Früher arbeiteten die Künstler häufig am Rande der Illegalität. Gefängnisstrafen wegen Sachbeschädigung und juristische Einschränkungen ihrer Kunst waren an der Tagesordnung, als Kunstform anerkannt waren Graffitis nicht, sie galten höchstens als "Schmierereien". Bei der Street-Art heute ist das anders. Dort treffen völlig verschiedene künstlerische Lebensformen aufeinander: illegale Sprayer, bekannte Graffiti-Künstler und Open-Air-Performer.
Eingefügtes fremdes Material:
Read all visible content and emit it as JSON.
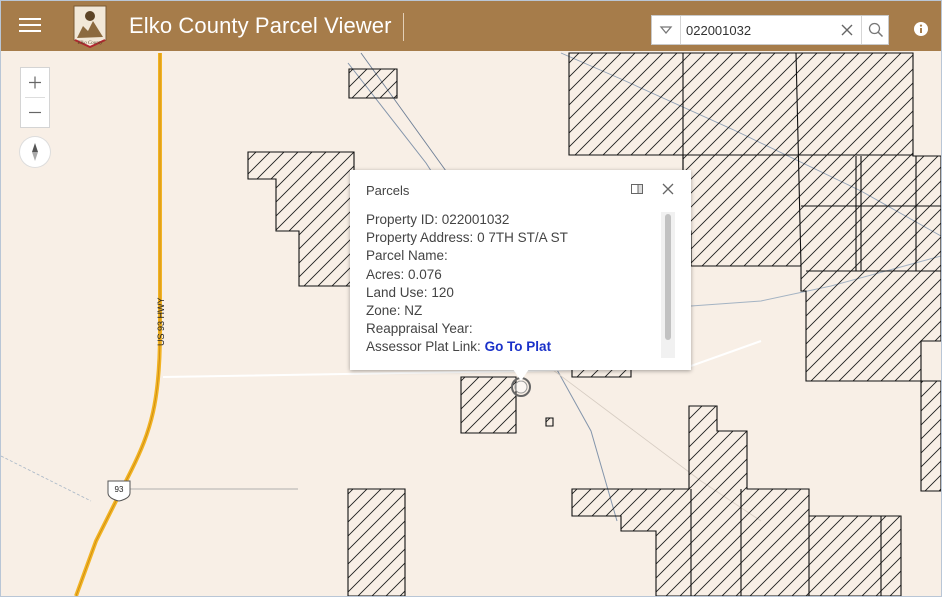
{
  "header": {
    "title": "Elko County Parcel Viewer",
    "logo_text": "Elko County",
    "bg_color": "#a67c4a"
  },
  "search": {
    "value": "022001032",
    "icons": [
      "chevron-down-icon",
      "close-icon",
      "search-icon"
    ]
  },
  "map": {
    "bg_color": "#f8efe6",
    "road_label": "US 93 HWY",
    "shield_label": "93",
    "highway_color": "#f2b324"
  },
  "popup": {
    "title": "Parcels",
    "fields": [
      {
        "label": "Property ID:",
        "value": "022001032"
      },
      {
        "label": "Property Address:",
        "value": "0 7TH ST/A ST"
      },
      {
        "label": "Parcel Name:",
        "value": ""
      },
      {
        "label": "Acres:",
        "value": "0.076"
      },
      {
        "label": "Land Use:",
        "value": "120"
      },
      {
        "label": "Zone:",
        "value": "NZ"
      },
      {
        "label": "Reappraisal Year:",
        "value": ""
      }
    ],
    "link_label": "Assessor Plat Link:",
    "link_text": "Go To Plat",
    "link_color": "#1a31c9"
  }
}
Nicht nur eindimensionale, sondern gar dreidimensionale Kunst, wie die Installation "Dresden Gargoyle" von "Yok & Sheriyo" erwartet die Besucher in München Bild: picture-alliance/dpa/A. Heinl
Diesen Kultur-Clash präsentiert auch das Festival "MAGIC CITY - Die Kunst der Strasse" ab 13. April in München in einem neuen Ausstellungsformat. Das Ganze präsentiert sich in einer ambitionierten Mischung aus Parcours, Festival und künstlerischem Spielplatz. "Es geht um die Idee von Stadt, es geht um die Formbarkeit dieser Idee und um die optischen Irritationen, ohne welche die Stadt und die in ihr Lebenden innerlich irgendwann veröden würden", kommentiert die Süddeutsche Zeitung das Münchner Ausstellungsprojekt, das als Wanderausstellung konzipiert ist und von München weiter nach Stockholm ziehen wird.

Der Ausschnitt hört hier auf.